The black bear that Lyddie and her family encounter in the opening pages of the narrative symbolizes the terrifying hardship in store for Lyddie—and the fortitude she possesses in facing it. When the bear crashes into Lyddie’s Vermont cabin, Lyddie is able to intimidate the bear with prolonged eye contact, getting Mama and her younger siblings to safety. And though the bear frightens Mama, who sees it as a sign that the end of the world is near, Lyddie finds comfort in remembering her ability to triumph over the animal. As Lyddie faces other challenges—from the exhausting tasks of indentured servitude to the predatory advances of her factory boss Mr. Marsden—she reminds herself that she “stared down the bear.”
Eventually, however, Lyddie realizes that not every challenge in her life can be handled this way. When Lyddie becomes solely responsible for her younger sister Rachel, she dreams about the bear, but this time, he becomes a harmless deer—and Lyddie “could not stare him down.” Similarly, when Lyddie finds herself developing romantic feelings for her kindly neighbor Luke Stevens, she realizes that there is a bear in her “own narrow spirit,” too. In other words, though Lyddie’s bravery can help her survive cruel figures and harsh circumstances, she will need other skills when it comes time to extend care or kindness to the people she cares about most. Ultimately, then, Lyddie realizes that there are different kinds of metaphorical bears—and that in forging intimate relationships, it can be important to run towards fear instead of away from it, to “throw open the cabin door wide and invite that black bear right onto the hearth.”
The Bear Quotes in Lyddie
Chapter 10 Quotes
I stared down a black bear, Lyddie reminded herself. She took a deep breath, fished out the broken ends, and began to tie the weavers knot the Diana had shown her over and over again the afternoon before. Finally, Lyddie managed to make a clumsy knot, and Diana pulled the lever, and the loom shuddered to life once more.

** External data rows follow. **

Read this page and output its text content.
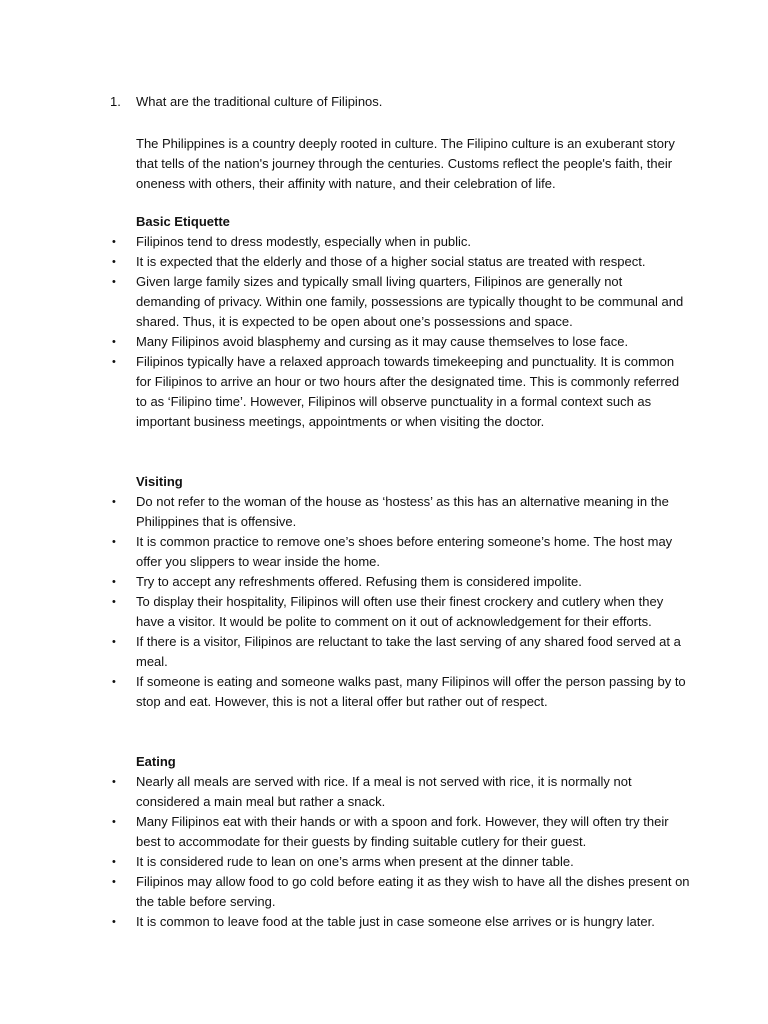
1. What are the traditional culture of Filipinos.
The Philippines is a country deeply rooted in culture. The Filipino culture is an exuberant story that tells of the nation's journey through the centuries. Customs reflect the people's faith, their oneness with others, their affinity with nature, and their celebration of life.
Basic Etiquette
• Filipinos tend to dress modestly, especially when in public.
• It is expected that the elderly and those of a higher social status are treated with respect.
• Given large family sizes and typically small living quarters, Filipinos are generally not demanding of privacy. Within one family, possessions are typically thought to be communal and shared. Thus, it is expected to be open about one’s possessions and space.
• Many Filipinos avoid blasphemy and cursing as it may cause themselves to lose face.
• Filipinos typically have a relaxed approach towards timekeeping and punctuality. It is common for Filipinos to arrive an hour or two hours after the designated time. This is commonly referred to as ‘Filipino time’. However, Filipinos will observe punctuality in a formal context such as important business meetings, appointments or when visiting the doctor.
Visiting
• Do not refer to the woman of the house as ‘hostess’ as this has an alternative meaning in the Philippines that is offensive.
• It is common practice to remove one’s shoes before entering someone’s home. The host may offer you slippers to wear inside the home.
• Try to accept any refreshments offered. Refusing them is considered impolite.
• To display their hospitality, Filipinos will often use their finest crockery and cutlery when they have a visitor. It would be polite to comment on it out of acknowledgement for their efforts.
• If there is a visitor, Filipinos are reluctant to take the last serving of any shared food served at a meal.
• If someone is eating and someone walks past, many Filipinos will offer the person passing by to stop and eat. However, this is not a literal offer but rather out of respect.
Eating
• Nearly all meals are served with rice. If a meal is not served with rice, it is normally not considered a main meal but rather a snack.
• Many Filipinos eat with their hands or with a spoon and fork. However, they will often try their best to accommodate for their guests by finding suitable cutlery for their guest.
• It is considered rude to lean on one’s arms when present at the dinner table.
• Filipinos may allow food to go cold before eating it as they wish to have all the dishes present on the table before serving.
• It is common to leave food at the table just in case someone else arrives or is hungry later.
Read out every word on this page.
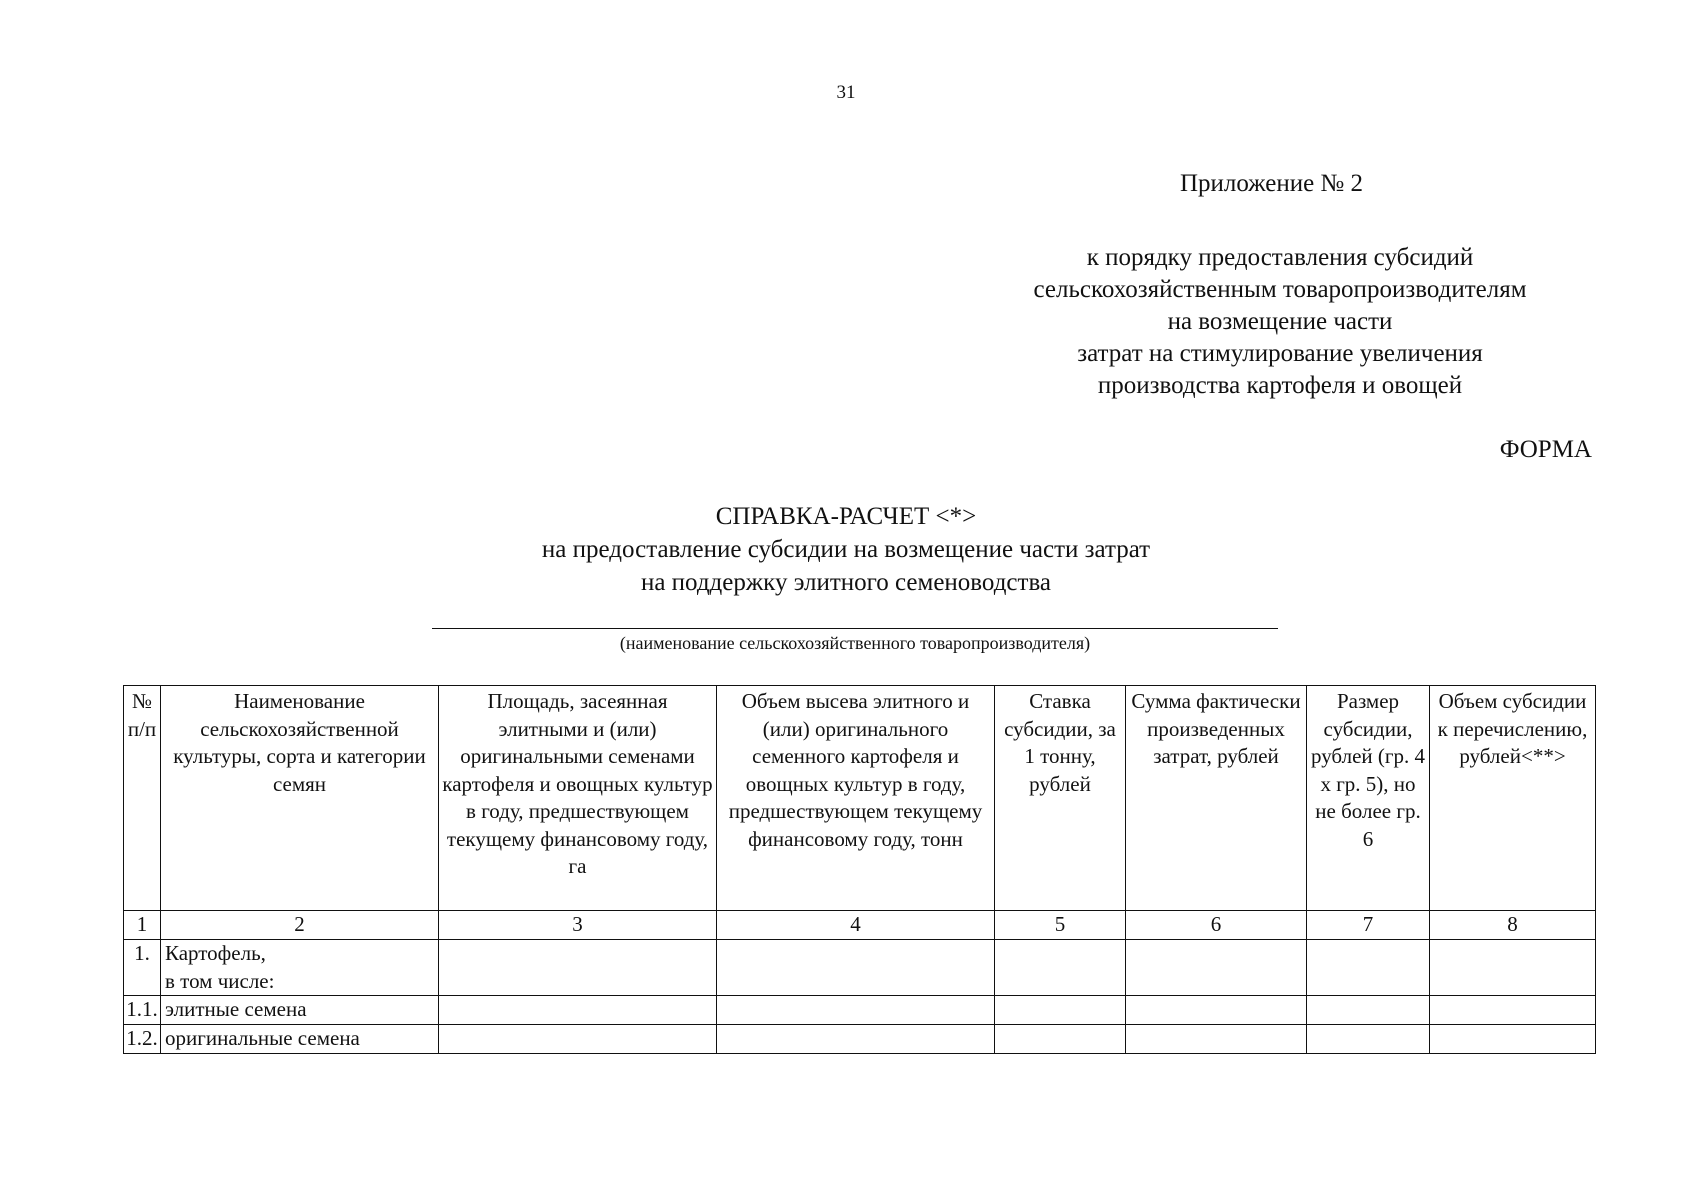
31
Приложение № 2
к порядку предоставления субсидий
сельскохозяйственным товаропроизводителям
на возмещение части
затрат на стимулирование увеличения
производства картофеля и овощей
ФОРМА
СПРАВКА-РАСЧЕТ <*>
на предоставление субсидии на возмещение части затрат
на поддержку элитного семеноводства
(наименование сельскохозяйственного товаропроизводителя)
№ п/п	Наименование сельскохозяйственной культуры, сорта и категории семян	Площадь, засеянная элитными и (или) оригинальными семенами картофеля и овощных культур в году, предшествующем текущему финансовому году, га	Объем высева элитного и (или) оригинального семенного картофеля и овощных культур в году, предшествующем текущему финансовому году, тонн	Ставка субсидии, за 1 тонну, рублей	Сумма фактически произведенных затрат, рублей	Размер субсидии, рублей (гр. 4 х гр. 5), но не более гр. 6	Объем субсидии к перечислению, рублей<**>
1	2	3	4	5	6	7	8
1.	Картофель,
в том числе:						

1.1.	элитные семена						
1.2.	оригинальные семена						
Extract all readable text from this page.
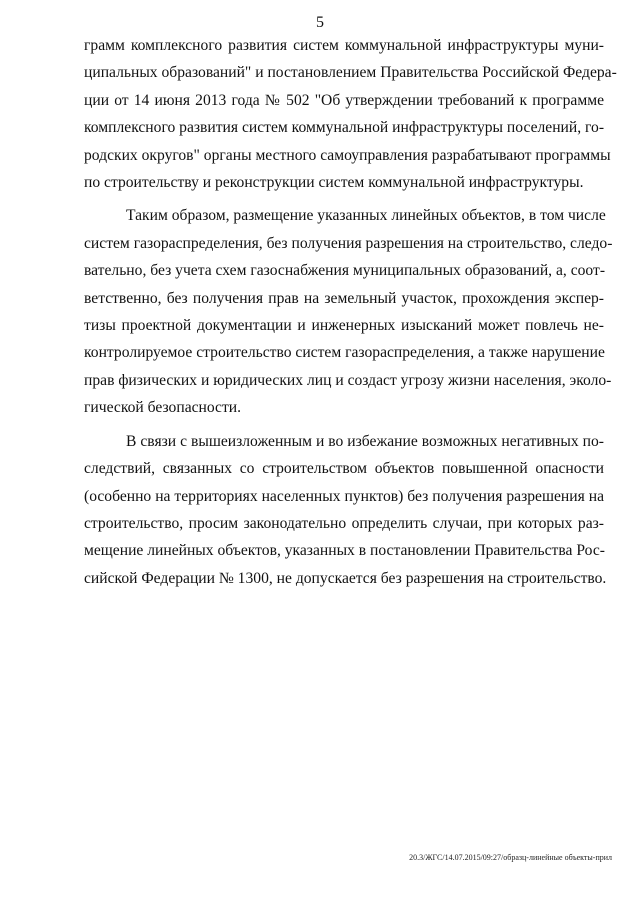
5

грамм комплексного развития систем коммунальной инфраструктуры муни-
ципальных образований" и постановлением Правительства Российской Федера-
ции от 14 июня 2013 года № 502 "Об утверждении требований к программе
комплексного развития систем коммунальной инфраструктуры поселений, го-
родских округов" органы местного самоуправления разрабатывают программы
по строительству и реконструкции систем коммунальной инфраструктуры.

Таким образом, размещение указанных линейных объектов, в том числе
систем газораспределения, без получения разрешения на строительство, следо-
вательно, без учета схем газоснабжения муниципальных образований, а, соот-
ветственно, без получения прав на земельный участок, прохождения экспер-
тизы проектной документации и инженерных изысканий может повлечь не-
контролируемое строительство систем газораспределения, а также нарушение
прав физических и юридических лиц и создаст угрозу жизни населения, эколо-
гической безопасности.

В связи с вышеизложенным и во избежание возможных негативных по-
следствий, связанных со строительством объектов повышенной опасности
(особенно на территориях населенных пунктов) без получения разрешения на
строительство, просим законодательно определить случаи, при которых раз-
мещение линейных объектов, указанных в постановлении Правительства Рос-
сийской Федерации № 1300, не допускается без разрешения на строительство.

20.3/ЖГС/14.07.2015/09:27/образц-линейные объекты-прил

The child was in some kind of poor house, it seemed, and he was hungry. Lyddie knew about hungry children. Rachel, Agnes, Charlie—they had all been hungry that winter of the bear. The hungry little boy in the story had held up his bowl to the poor house overseer and said:
“Please sir, I want some more.”
[…] She fought sleep, ravenous for every word. She had not had any appetite for the bountiful meal downstairs, but now she was feeling a hunger she knew nothing about. She had to know what would happen to little Oliver. Would he indeed be hanged just because he wanted more gruel?
Chapter 15 Quotes
In her uneasy sleep [Lyddie] saw the bear again, but, suddenly, in the midst of his clumsy thrashing about, he threw off the pot and was transformed, leaping like a spring buck up into the loft where they were huddled. And she could not stare him down.
Chapter 20 Quotes
She let go of the bucket and grabbed Brigid’s hand. They began to run, Lyddie dragging Brigid across the floor. Behind in the darkness, she thought she heard the noise of an angry bear crashing an oatmeal pot against the furniture.
She started to laugh. By the time they were at the bottom of the stairs she was weak with laughter and her side ached, but she kept running, through the empty yard, past the startled gatekeeper, across the bridge, and down the row of wide-eyed boardinghouses, dragging a bewildered Brigid behind her.
Chapter 22 Quotes
The bear had won. It had stolen her home, her family, her work, her good name. She had thought she was so strong, so tough, and she had just stood there like a day-old lamb and let it gobble her down. She looked around the crowded room that had been her home—the two double beds squeezed in with less than a foot between them for passage. She thought of Betsy sitting cross-legged on the one, bent slightly toward the candle, reading aloud while she, Lyddie, lay motionless, lost in Oliver’s world.
Chapter 23 Quotes
“I’m off…” [Lyddie] said, and knew as she spoke at what she was off to. To stare down the bear! The bear that she had thought all these years was outside herself, but now, truly, knew was in her own spirit. She would stare down all the bears.
[…] Tarnation, Lyddie Worthen! Ain’t you learned nothing? Don’t you know better than to tie yourself to some other living soul? You'd only be asking for trouble and grief. Might as well just throw open the cabin door full wide and invite that black bear right onto the hearth.